REFORMA TRABALHISTA – TEORIA DA MANUTENÇÃO DAS CLÁUSULAS ATIVAS DO CONTRATO DE TRABALHO – VIGÊNCIA DA NORMA TRABALHISTA NO TEMPO

REFORMA TRABALHISTA – TEORIA DA MANUTENÇÃO DAS CLÁUSULAS ATIVAS DO CONTRATO DE TRABALHO – VIGÊNCIA DA NORMA TRABALHISTA NO TEMPO

Defende-se um posicionamento eclético no âmbido da vigência no tempo da norma trabalhista, situado entre a teoria que defende a aplicabilidade imediata da Lei n. 13.467/17 a todos os contratos de trabalho em curso e a corrente oposta, que propugna pela manutenção das condições de trabalho garantidas pela normativa anterior, sob o fundamento do direito adquirido ou do ato jurídico perfeito.

Pela teoria da manutenção das cláusulas ativas do contrato de trabalhoa lei nova incidiria imediatamente sobre os contratos de trabalho em vigor, salvo em relação às cláusulas ativas do contrato de trabalho, também denominadas de condições ativas da relação de emprego.

Cláusulas ativas do contrato seriam aquelas que, de fato, estivessem sendo cumpridas ou pelo menos devidas por conta da prestação de serviços nas condições pactuadas. Já as cláusulas inativas seriam aquelas que constam do contrato de trabalho, por conta da incorporação dos diversos direitos trabalhistas previstos nas diversas fontes normativas em forma de cláusulas, mas que nunca foram devidas ao empregado por ele jamais ter trabalhado nas condições previstas hipoteticamente na norma laboral.

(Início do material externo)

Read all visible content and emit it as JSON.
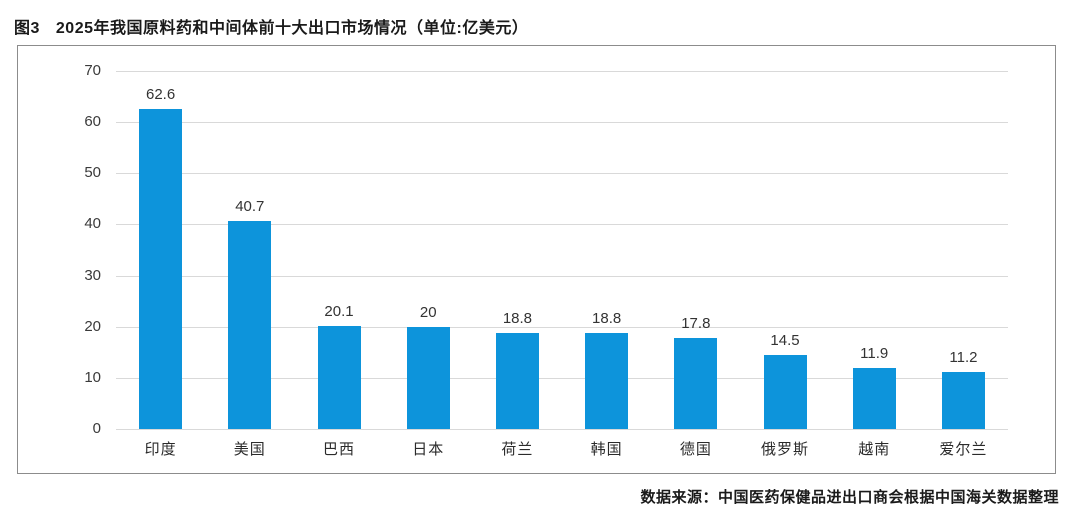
{
  "figure": {
    "label": "图3",
    "title": "2025年我国原料药和中间体前十大出口市场情况（单位:亿美元）",
    "source": "数据来源：中国医药保健品进出口商会根据中国海关数据整理"
  },
  "chart_data": {
    "type": "bar",
    "title": "图3 2025年我国原料药和中间体前十大出口市场情况（单位:亿美元）",
    "categories": [
      "印度",
      "美国",
      "巴西",
      "日本",
      "荷兰",
      "韩国",
      "德国",
      "俄罗斯",
      "越南",
      "爱尔兰"
    ],
    "values": [
      62.6,
      40.7,
      20.1,
      20,
      18.8,
      18.8,
      17.8,
      14.5,
      11.9,
      11.2
    ],
    "value_labels": [
      "62.6",
      "40.7",
      "20.1",
      "20",
      "18.8",
      "18.8",
      "17.8",
      "14.5",
      "11.9",
      "11.2"
    ],
    "xlabel": "",
    "ylabel": "",
    "ylim": [
      0,
      70
    ],
    "yticks": [
      0,
      10,
      20,
      30,
      40,
      50,
      60,
      70
    ],
    "grid": true,
    "legend": false,
    "bar_color": "#0d94db",
    "gridline_color": "#d9d9d9",
    "border_color": "#8c8c8c",
    "source": "数据来源：中国医药保健品进出口商会根据中国海关数据整理"
  }
}
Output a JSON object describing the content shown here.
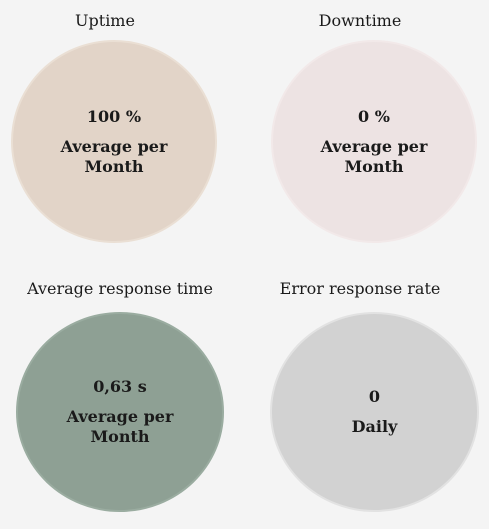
{
  "metrics": [
    {
      "title": "Uptime",
      "value": "100 %",
      "period": "Average per Month",
      "color": "#e2d4c8"
    },
    {
      "title": "Downtime",
      "value": "0 %",
      "period": "Average per Month",
      "color": "#ede3e3"
    },
    {
      "title": "Average response time",
      "value": "0,63 s",
      "period": "Average per Month",
      "color": "#8ea094"
    },
    {
      "title": "Error response rate",
      "value": "0",
      "period": "Daily",
      "color": "#d2d2d2"
    }
  ]
}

Imagine-se a seguinte situação hipotética no caso da Lei nº 13.467/17. Há dois contratos de trabalho em curso com a mesma empresa, quando da sua vigência no dia 11.11.2017. Em um,  sempre foram devidas horas in itinere, pelo fato do empregado usar o transporte fornecido pela empresa, cujo estabelecimento estava situado em local de difícil acesso (§ 2º, art. 58 da CLT). Já no outro, o empregado se deslocava para o trabalho usando o seu próprio veículo. No primeiro caso, a obrigação de remunerar as horas de trajeto deve ser mantida por ser considerada uma cláusula ativa do pacto laboral. Já na segunda hipótese, ainda que o empregado venha a utilizar o transporte fornecido pela empresa após a vigência da regra citada, não terá direito ao pagamento das horas in itinere, porquanto se tratar de uma cláusula inativa do contrato de trabalho.

Para demonstrar o caráter eclético da teoria da manutenção das cláusulas ativas, caso fosse adotada a teoria contratualista nos casos mencionados, seria garantido o direito às horas de trajeto, inclusive para a segunda hipótese citada. Já para teoria institucionalista, o direito às horas in itinere seria retirado do patrimônio do obreiro em qualquer um dos casos, com a vigência da nova lei.